Charisma is the social interaction ability. Whether you want to lie, convince someone, or even distract people, it is very helpful in social settings. It has 4 skills tied to it: Deception, Intimidation, Performance, and Persuasion. While these skills may not seem as helpful as Acrobatics or Stealth, you’ll be surprised at how they help you out in the long run. Engaging in social interaction can help your party get some information that they would not otherwise have access to, or even lie yourself into a place you need to be. In addition to being helpful in social situations, some classes use Charisma for their spell casting. These include Bards, Paladins, Sorcerers, and Warlocks. So if you care playing of one these classes you will want to be sure you invest in Charisma.

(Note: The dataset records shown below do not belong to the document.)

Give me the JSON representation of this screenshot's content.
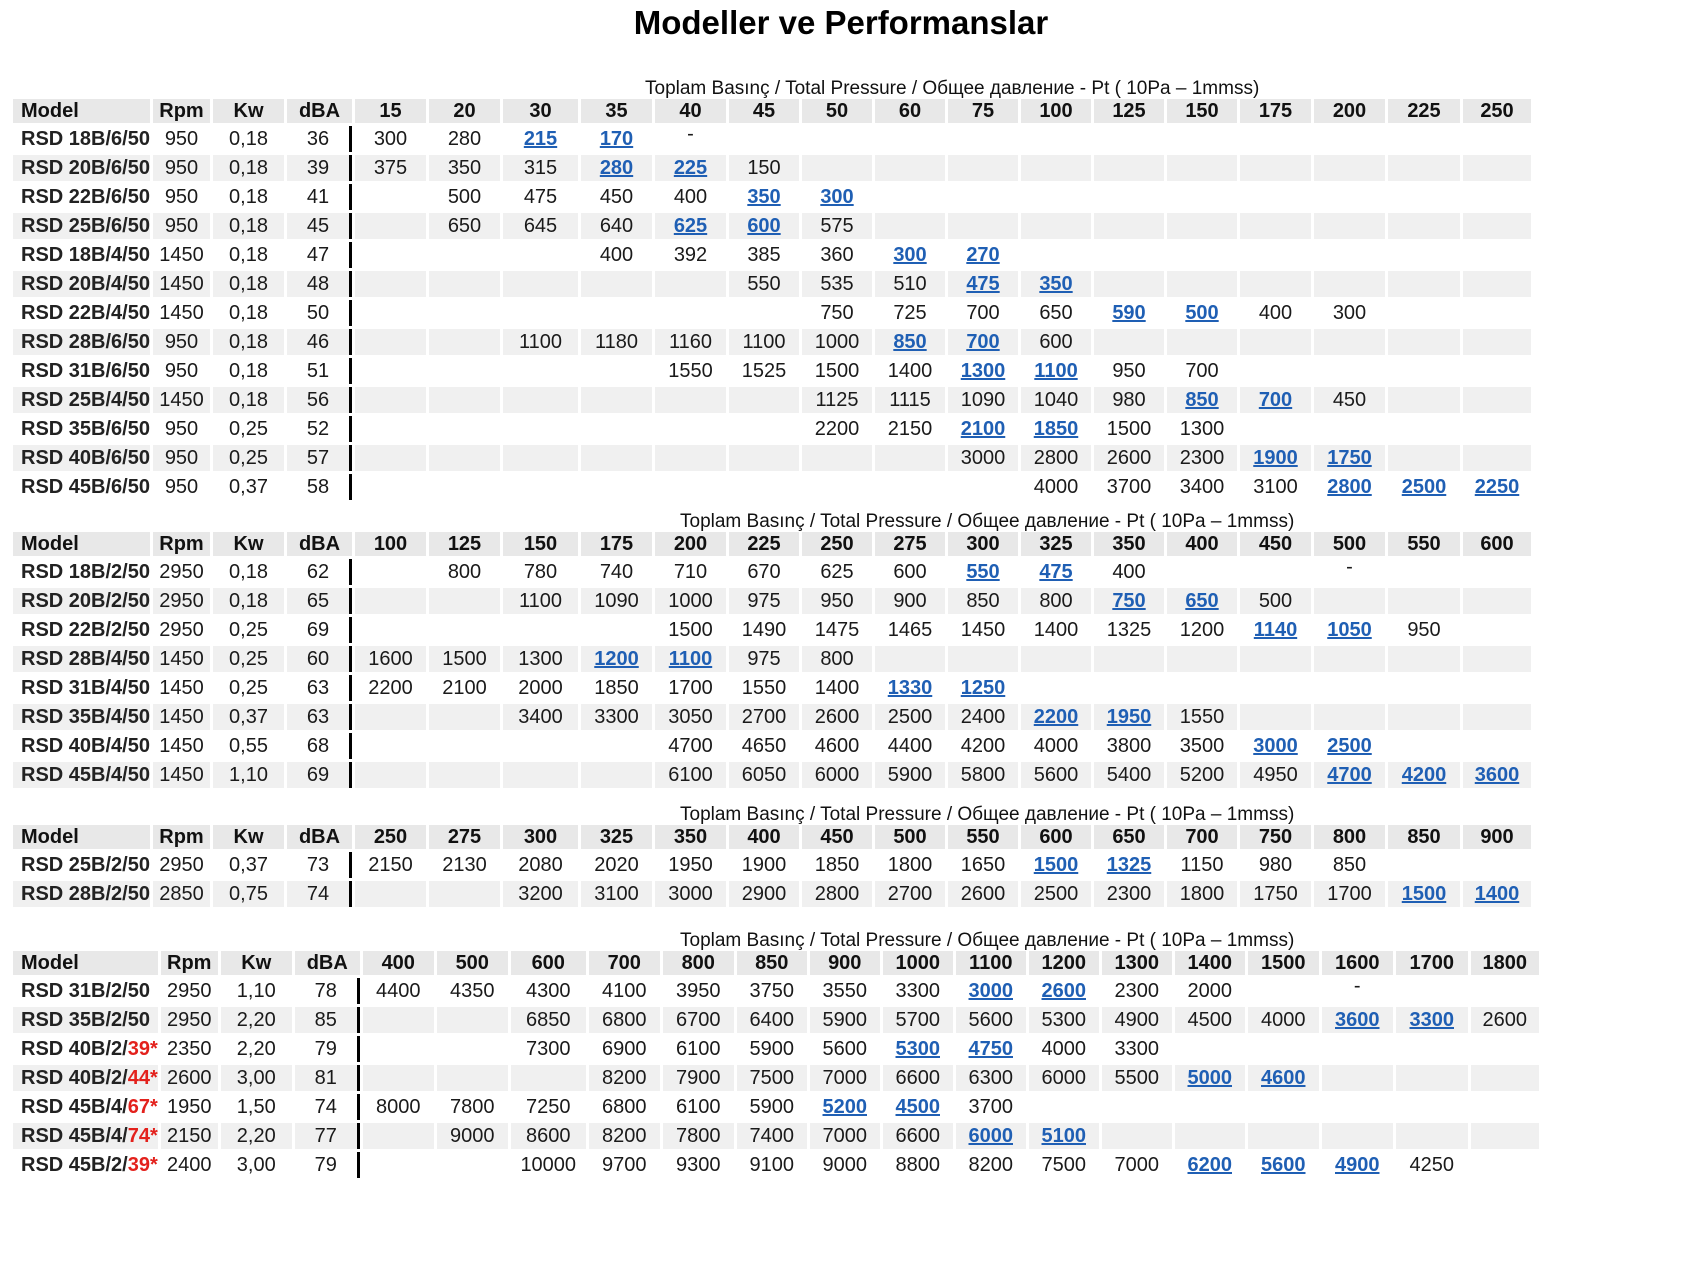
{
  "title": "Modeller ve Performanslar",
  "pressure_caption": "Toplam Basınç / Total Pressure / Общее давление  - Pt ( 10Pa – 1mmss)",
  "colors": {
    "link": "#1f5fb4",
    "red": "#e3211c",
    "shade": "#f0f0f0",
    "header": "#e8e8e8"
  },
  "tables": [
    {
      "columns": [
        "Model",
        "Rpm",
        "Kw",
        "dBA",
        "15",
        "20",
        "30",
        "35",
        "40",
        "45",
        "50",
        "60",
        "75",
        "100",
        "125",
        "150",
        "175",
        "200",
        "225",
        "250"
      ],
      "rows": [
        {
          "model": "RSD 18B/6/50",
          "vals": [
            "950",
            "0,18",
            "36",
            "300",
            "280",
            "L215",
            "L170",
            "-",
            "",
            "",
            "",
            "",
            "",
            "",
            "",
            "",
            "",
            "",
            ""
          ]
        },
        {
          "model": "RSD 20B/6/50",
          "vals": [
            "950",
            "0,18",
            "39",
            "375",
            "350",
            "315",
            "L280",
            "L225",
            "150",
            "",
            "",
            "",
            "",
            "",
            "",
            "",
            "",
            "",
            ""
          ]
        },
        {
          "model": "RSD 22B/6/50",
          "vals": [
            "950",
            "0,18",
            "41",
            "",
            "500",
            "475",
            "450",
            "400",
            "L350",
            "L300",
            "",
            "",
            "",
            "",
            "",
            "",
            "",
            "",
            ""
          ]
        },
        {
          "model": "RSD 25B/6/50",
          "vals": [
            "950",
            "0,18",
            "45",
            "",
            "650",
            "645",
            "640",
            "L625",
            "L600",
            "575",
            "",
            "",
            "",
            "",
            "",
            "",
            "",
            "",
            ""
          ]
        },
        {
          "model": "RSD 18B/4/50",
          "vals": [
            "1450",
            "0,18",
            "47",
            "",
            "",
            "",
            "400",
            "392",
            "385",
            "360",
            "L300",
            "L270",
            "",
            "",
            "",
            "",
            "",
            "",
            ""
          ]
        },
        {
          "model": "RSD 20B/4/50",
          "vals": [
            "1450",
            "0,18",
            "48",
            "",
            "",
            "",
            "",
            "",
            "550",
            "535",
            "510",
            "L475",
            "L350",
            "",
            "",
            "",
            "",
            "",
            ""
          ]
        },
        {
          "model": "RSD 22B/4/50",
          "vals": [
            "1450",
            "0,18",
            "50",
            "",
            "",
            "",
            "",
            "",
            "",
            "750",
            "725",
            "700",
            "650",
            "L590",
            "L500",
            "400",
            "300",
            "",
            ""
          ]
        },
        {
          "model": "RSD 28B/6/50",
          "vals": [
            "950",
            "0,18",
            "46",
            "",
            "",
            "1100",
            "1180",
            "1160",
            "1100",
            "1000",
            "L850",
            "L700",
            "600",
            "",
            "",
            "",
            "",
            "",
            ""
          ]
        },
        {
          "model": "RSD 31B/6/50",
          "vals": [
            "950",
            "0,18",
            "51",
            "",
            "",
            "",
            "",
            "1550",
            "1525",
            "1500",
            "1400",
            "L1300",
            "L1100",
            "950",
            "700",
            "",
            "",
            "",
            ""
          ]
        },
        {
          "model": "RSD 25B/4/50",
          "vals": [
            "1450",
            "0,18",
            "56",
            "",
            "",
            "",
            "",
            "",
            "",
            "1125",
            "1115",
            "1090",
            "1040",
            "980",
            "L850",
            "L700",
            "450",
            "",
            ""
          ]
        },
        {
          "model": "RSD 35B/6/50",
          "vals": [
            "950",
            "0,25",
            "52",
            "",
            "",
            "",
            "",
            "",
            "",
            "2200",
            "2150",
            "L2100",
            "L1850",
            "1500",
            "1300",
            "",
            "",
            "",
            ""
          ]
        },
        {
          "model": "RSD 40B/6/50",
          "vals": [
            "950",
            "0,25",
            "57",
            "",
            "",
            "",
            "",
            "",
            "",
            "",
            "",
            "3000",
            "2800",
            "2600",
            "2300",
            "L1900",
            "L1750",
            "",
            ""
          ]
        },
        {
          "model": "RSD 45B/6/50",
          "vals": [
            "950",
            "0,37",
            "58",
            "",
            "",
            "",
            "",
            "",
            "",
            "",
            "",
            "",
            "4000",
            "3700",
            "3400",
            "3100",
            "L2800",
            "L2500",
            "L2250"
          ]
        }
      ]
    },
    {
      "columns": [
        "Model",
        "Rpm",
        "Kw",
        "dBA",
        "100",
        "125",
        "150",
        "175",
        "200",
        "225",
        "250",
        "275",
        "300",
        "325",
        "350",
        "400",
        "450",
        "500",
        "550",
        "600"
      ],
      "rows": [
        {
          "model": "RSD 18B/2/50",
          "vals": [
            "2950",
            "0,18",
            "62",
            "",
            "800",
            "780",
            "740",
            "710",
            "670",
            "625",
            "600",
            "L550",
            "L475",
            "400",
            "",
            "",
            "-",
            "",
            ""
          ]
        },
        {
          "model": "RSD 20B/2/50",
          "vals": [
            "2950",
            "0,18",
            "65",
            "",
            "",
            "1100",
            "1090",
            "1000",
            "975",
            "950",
            "900",
            "850",
            "800",
            "L750",
            "L650",
            "500",
            "",
            "",
            ""
          ]
        },
        {
          "model": "RSD 22B/2/50",
          "vals": [
            "2950",
            "0,25",
            "69",
            "",
            "",
            "",
            "",
            "1500",
            "1490",
            "1475",
            "1465",
            "1450",
            "1400",
            "1325",
            "1200",
            "L1140",
            "L1050",
            "950",
            ""
          ]
        },
        {
          "model": "RSD 28B/4/50",
          "vals": [
            "1450",
            "0,25",
            "60",
            "1600",
            "1500",
            "1300",
            "L1200",
            "L1100",
            "975",
            "800",
            "",
            "",
            "",
            "",
            "",
            "",
            "",
            "",
            ""
          ]
        },
        {
          "model": "RSD 31B/4/50",
          "vals": [
            "1450",
            "0,25",
            "63",
            "2200",
            "2100",
            "2000",
            "1850",
            "1700",
            "1550",
            "1400",
            "L1330",
            "L1250",
            "",
            "",
            "",
            "",
            "",
            "",
            ""
          ]
        },
        {
          "model": "RSD 35B/4/50",
          "vals": [
            "1450",
            "0,37",
            "63",
            "",
            "",
            "3400",
            "3300",
            "3050",
            "2700",
            "2600",
            "2500",
            "2400",
            "L2200",
            "L1950",
            "1550",
            "",
            "",
            "",
            ""
          ]
        },
        {
          "model": "RSD 40B/4/50",
          "vals": [
            "1450",
            "0,55",
            "68",
            "",
            "",
            "",
            "",
            "4700",
            "4650",
            "4600",
            "4400",
            "4200",
            "4000",
            "3800",
            "3500",
            "L3000",
            "L2500",
            "",
            ""
          ]
        },
        {
          "model": "RSD 45B/4/50",
          "vals": [
            "1450",
            "1,10",
            "69",
            "",
            "",
            "",
            "",
            "6100",
            "6050",
            "6000",
            "5900",
            "5800",
            "5600",
            "5400",
            "5200",
            "4950",
            "L4700",
            "L4200",
            "L3600"
          ]
        }
      ]
    },
    {
      "columns": [
        "Model",
        "Rpm",
        "Kw",
        "dBA",
        "250",
        "275",
        "300",
        "325",
        "350",
        "400",
        "450",
        "500",
        "550",
        "600",
        "650",
        "700",
        "750",
        "800",
        "850",
        "900"
      ],
      "rows": [
        {
          "model": "RSD 25B/2/50",
          "vals": [
            "2950",
            "0,37",
            "73",
            "2150",
            "2130",
            "2080",
            "2020",
            "1950",
            "1900",
            "1850",
            "1800",
            "1650",
            "L1500",
            "L1325",
            "1150",
            "980",
            "850",
            "",
            ""
          ]
        },
        {
          "model": "RSD 28B/2/50",
          "vals": [
            "2850",
            "0,75",
            "74",
            "",
            "",
            "3200",
            "3100",
            "3000",
            "2900",
            "2800",
            "2700",
            "2600",
            "2500",
            "2300",
            "1800",
            "1750",
            "1700",
            "L1500",
            "L1400"
          ]
        }
      ]
    },
    {
      "columns": [
        "Model",
        "Rpm",
        "Kw",
        "dBA",
        "400",
        "500",
        "600",
        "700",
        "800",
        "850",
        "900",
        "1000",
        "1100",
        "1200",
        "1300",
        "1400",
        "1500",
        "1600",
        "1700",
        "1800"
      ],
      "rows": [
        {
          "model": "RSD 31B/2/50",
          "vals": [
            "2950",
            "1,10",
            "78",
            "4400",
            "4350",
            "4300",
            "4100",
            "3950",
            "3750",
            "3550",
            "3300",
            "L3000",
            "L2600",
            "2300",
            "2000",
            "",
            "-",
            "",
            ""
          ]
        },
        {
          "model": "RSD 35B/2/50",
          "vals": [
            "2950",
            "2,20",
            "85",
            "",
            "",
            "6850",
            "6800",
            "6700",
            "6400",
            "5900",
            "5700",
            "5600",
            "5300",
            "4900",
            "4500",
            "4000",
            "L3600",
            "L3300",
            "2600"
          ]
        },
        {
          "model": "RSD 40B/2/",
          "model_red": "39*",
          "vals": [
            "2350",
            "2,20",
            "79",
            "",
            "",
            "7300",
            "6900",
            "6100",
            "5900",
            "5600",
            "L5300",
            "L4750",
            "4000",
            "3300",
            "",
            "",
            "",
            "",
            ""
          ]
        },
        {
          "model": "RSD 40B/2/",
          "model_red": "44*",
          "vals": [
            "2600",
            "3,00",
            "81",
            "",
            "",
            "",
            "8200",
            "7900",
            "7500",
            "7000",
            "6600",
            "6300",
            "6000",
            "5500",
            "L5000",
            "L4600",
            "",
            "",
            ""
          ]
        },
        {
          "model": "RSD 45B/4/",
          "model_red": "67*",
          "vals": [
            "1950",
            "1,50",
            "74",
            "8000",
            "7800",
            "7250",
            "6800",
            "6100",
            "5900",
            "L5200",
            "L4500",
            "3700",
            "",
            "",
            "",
            "",
            "",
            "",
            ""
          ]
        },
        {
          "model": "RSD 45B/4/",
          "model_red": "74*",
          "vals": [
            "2150",
            "2,20",
            "77",
            "",
            "9000",
            "8600",
            "8200",
            "7800",
            "7400",
            "7000",
            "6600",
            "L6000",
            "L5100",
            "",
            "",
            "",
            "",
            "",
            ""
          ]
        },
        {
          "model": "RSD 45B/2/",
          "model_red": "39*",
          "vals": [
            "2400",
            "3,00",
            "79",
            "",
            "",
            "10000",
            "9700",
            "9300",
            "9100",
            "9000",
            "8800",
            "8200",
            "7500",
            "7000",
            "L6200",
            "L5600",
            "L4900",
            "4250",
            ""
          ]
        }
      ]
    }
  ]
}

You may have to make a Charisma check if you are:

  • Trying to find the best person to talk to for news, rumors, or gossip
  • Blend into a crowd to get the sense of key topics of conversation

Be sure to invest in charisma if you want your character to be good at interacting with NPCs as well as getting something they want. Whether that is by lying, convincing or intimidating. And you you’ll defiantly want to invest in Charisma if you plan on playing a Bard, Paladin, Sorcerer, or Warlock.

Final Thoughts

Abilities are the bones of your character, this means you need to have a good understanding of which abilities to invest in and which you want shy away from. They each bring something to the table, so it really depends on what kind of character you are hoping to create.